The cost was 19-year-old Venezuelan left-fielder Danry Vasquez, who was the team's fourth-best prospect coming into the season, according to Baseball Prospectus, and a player to be named later. Vasquez is a lottery ticket whose payoff depends largely on his bat. Though tall and lanky, he's not fast and he doesn't have a strong arm. He is a left-fielder and will have to hit like one, but hasn't thus far, batting .281/.330/.390 in a repeat of the in the Class-A Midwest League with just five home runs in 420 plate appearances. Vasquez won't be 20 until January and thus has a ton of development time left and is well-regarded, but the Tigers are a defending pennant winner trying to win a championship. It's hard to criticize this trade from their side given how perfectly Veras fits their needs and that he has a cheap, $3.25 million option for next year with a tiny $150,000 buyout, nor from the Astros side given that Veras is a 32-year-old first-time closer who wasn't going to be a part of the next winning Astros team.
The Braves, meanwhile, lost their top two left-handed relievers to Tommy John surgery this season, with both Jonny Venters and Eric O'Flaherty having the procedure in May, leaving 24-year-old sophomore Luis Avilan as their only left-handed reliever. Avilan has excelled this season, holding lefties to a .130/.211/.159 line and being nearly as hard on righties while inducing a ton of groundballs with his low-90s sinker, but his peripherals and lack of track record suggest the Braves were wise not to put all of their left-handed eggs in his basket.
Downs, who will also be a free agent this winter, has been one of the best left-handed relievers in baseball over the last seven seasons, posting a 2.27 ERA and 1.16 WHIP over that span while holding lefties to a .195/.263/.274 line and holding his own against righties (.245/.314/.347). The 37-year-old has been solid as usual this season (1.84 ERA, LHH hitting .196/.255/.216) and could prove to be a key pitcher for the Braves in the playoffs. For example, if the playoff started today, the Braves would face the Dodgers in the division series and Downs would be very useful against lefties Adrian Gonzalez, Carl Crawford and especially Andre Ethier. The cost for Downs was Cory Rasmus, the 25-year-old righty reliever and brother of Blue Jays' center fielder Colby.

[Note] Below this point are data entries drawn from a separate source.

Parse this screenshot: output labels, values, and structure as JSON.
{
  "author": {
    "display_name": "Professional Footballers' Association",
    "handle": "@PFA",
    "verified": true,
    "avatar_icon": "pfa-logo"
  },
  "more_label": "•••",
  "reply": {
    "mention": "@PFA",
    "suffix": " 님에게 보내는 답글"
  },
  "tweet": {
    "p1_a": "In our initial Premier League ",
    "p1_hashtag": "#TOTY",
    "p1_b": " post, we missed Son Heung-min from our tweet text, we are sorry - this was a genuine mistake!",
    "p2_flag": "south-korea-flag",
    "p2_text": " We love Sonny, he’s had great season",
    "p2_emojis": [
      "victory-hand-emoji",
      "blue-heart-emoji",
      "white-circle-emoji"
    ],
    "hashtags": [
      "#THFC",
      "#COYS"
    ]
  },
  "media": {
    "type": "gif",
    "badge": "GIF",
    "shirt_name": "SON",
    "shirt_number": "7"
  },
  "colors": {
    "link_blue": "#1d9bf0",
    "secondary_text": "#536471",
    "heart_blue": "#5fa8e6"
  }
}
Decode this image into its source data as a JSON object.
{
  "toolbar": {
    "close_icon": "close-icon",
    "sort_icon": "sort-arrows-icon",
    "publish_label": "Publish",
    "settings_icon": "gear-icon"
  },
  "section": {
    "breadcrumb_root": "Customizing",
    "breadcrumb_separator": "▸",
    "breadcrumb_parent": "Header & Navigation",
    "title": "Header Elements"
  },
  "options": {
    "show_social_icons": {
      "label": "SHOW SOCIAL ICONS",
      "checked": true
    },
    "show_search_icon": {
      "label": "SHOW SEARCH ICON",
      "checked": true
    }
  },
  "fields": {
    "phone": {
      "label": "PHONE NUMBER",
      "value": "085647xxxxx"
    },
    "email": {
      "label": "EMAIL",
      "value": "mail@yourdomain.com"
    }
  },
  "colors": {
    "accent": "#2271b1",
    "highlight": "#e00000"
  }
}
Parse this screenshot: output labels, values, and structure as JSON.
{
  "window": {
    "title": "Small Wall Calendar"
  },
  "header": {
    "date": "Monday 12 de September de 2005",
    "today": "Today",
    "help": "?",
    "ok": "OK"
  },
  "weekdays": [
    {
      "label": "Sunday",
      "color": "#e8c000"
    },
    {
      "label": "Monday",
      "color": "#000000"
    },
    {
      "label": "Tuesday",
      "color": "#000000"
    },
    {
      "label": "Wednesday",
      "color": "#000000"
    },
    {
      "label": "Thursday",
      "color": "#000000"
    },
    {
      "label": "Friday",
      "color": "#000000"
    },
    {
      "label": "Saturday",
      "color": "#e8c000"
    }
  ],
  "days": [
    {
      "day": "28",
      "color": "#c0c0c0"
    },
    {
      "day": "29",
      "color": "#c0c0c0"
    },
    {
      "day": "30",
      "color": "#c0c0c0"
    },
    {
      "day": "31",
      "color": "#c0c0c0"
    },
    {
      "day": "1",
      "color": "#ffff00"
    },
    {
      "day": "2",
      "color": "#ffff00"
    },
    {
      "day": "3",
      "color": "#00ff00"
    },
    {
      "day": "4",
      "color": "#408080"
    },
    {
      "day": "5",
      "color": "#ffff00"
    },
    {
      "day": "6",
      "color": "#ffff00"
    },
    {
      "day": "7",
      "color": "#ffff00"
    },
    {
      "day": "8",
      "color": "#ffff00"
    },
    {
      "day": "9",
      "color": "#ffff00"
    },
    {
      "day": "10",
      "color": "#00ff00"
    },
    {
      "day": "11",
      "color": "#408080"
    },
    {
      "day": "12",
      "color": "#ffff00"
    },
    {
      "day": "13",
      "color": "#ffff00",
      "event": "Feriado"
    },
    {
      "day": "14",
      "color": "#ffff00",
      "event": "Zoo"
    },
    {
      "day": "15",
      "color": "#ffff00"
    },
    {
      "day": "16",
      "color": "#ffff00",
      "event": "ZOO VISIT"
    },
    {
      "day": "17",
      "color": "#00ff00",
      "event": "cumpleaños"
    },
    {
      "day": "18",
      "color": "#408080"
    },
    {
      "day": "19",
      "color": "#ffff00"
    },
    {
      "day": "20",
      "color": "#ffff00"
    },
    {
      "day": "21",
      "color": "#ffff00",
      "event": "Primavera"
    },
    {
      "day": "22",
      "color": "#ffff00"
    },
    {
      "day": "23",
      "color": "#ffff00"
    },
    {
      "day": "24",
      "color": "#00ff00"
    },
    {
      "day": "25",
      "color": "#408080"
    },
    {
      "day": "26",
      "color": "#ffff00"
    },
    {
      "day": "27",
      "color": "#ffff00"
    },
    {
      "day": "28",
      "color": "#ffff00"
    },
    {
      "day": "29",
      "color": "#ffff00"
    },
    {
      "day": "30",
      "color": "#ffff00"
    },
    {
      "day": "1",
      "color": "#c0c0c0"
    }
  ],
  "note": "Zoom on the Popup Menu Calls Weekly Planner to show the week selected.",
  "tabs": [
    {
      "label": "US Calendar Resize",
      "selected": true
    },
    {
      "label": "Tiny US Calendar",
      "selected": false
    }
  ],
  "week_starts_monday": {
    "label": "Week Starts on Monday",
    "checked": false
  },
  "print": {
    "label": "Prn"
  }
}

Rasmus throws in the mid-90s and has some posted some impressive strikeout rates in the minors, but he has undermined those with similarly high walk rates, walking 5.1 men per nine innings in Double-A and Triple-A over the last two seasons, his first two as a full-time reliever. He's a live arm close to exhausting his development time. In return for two months of a 37-year-old reliever, that was about all the Angels could have expected and an easy price for the Braves to pay.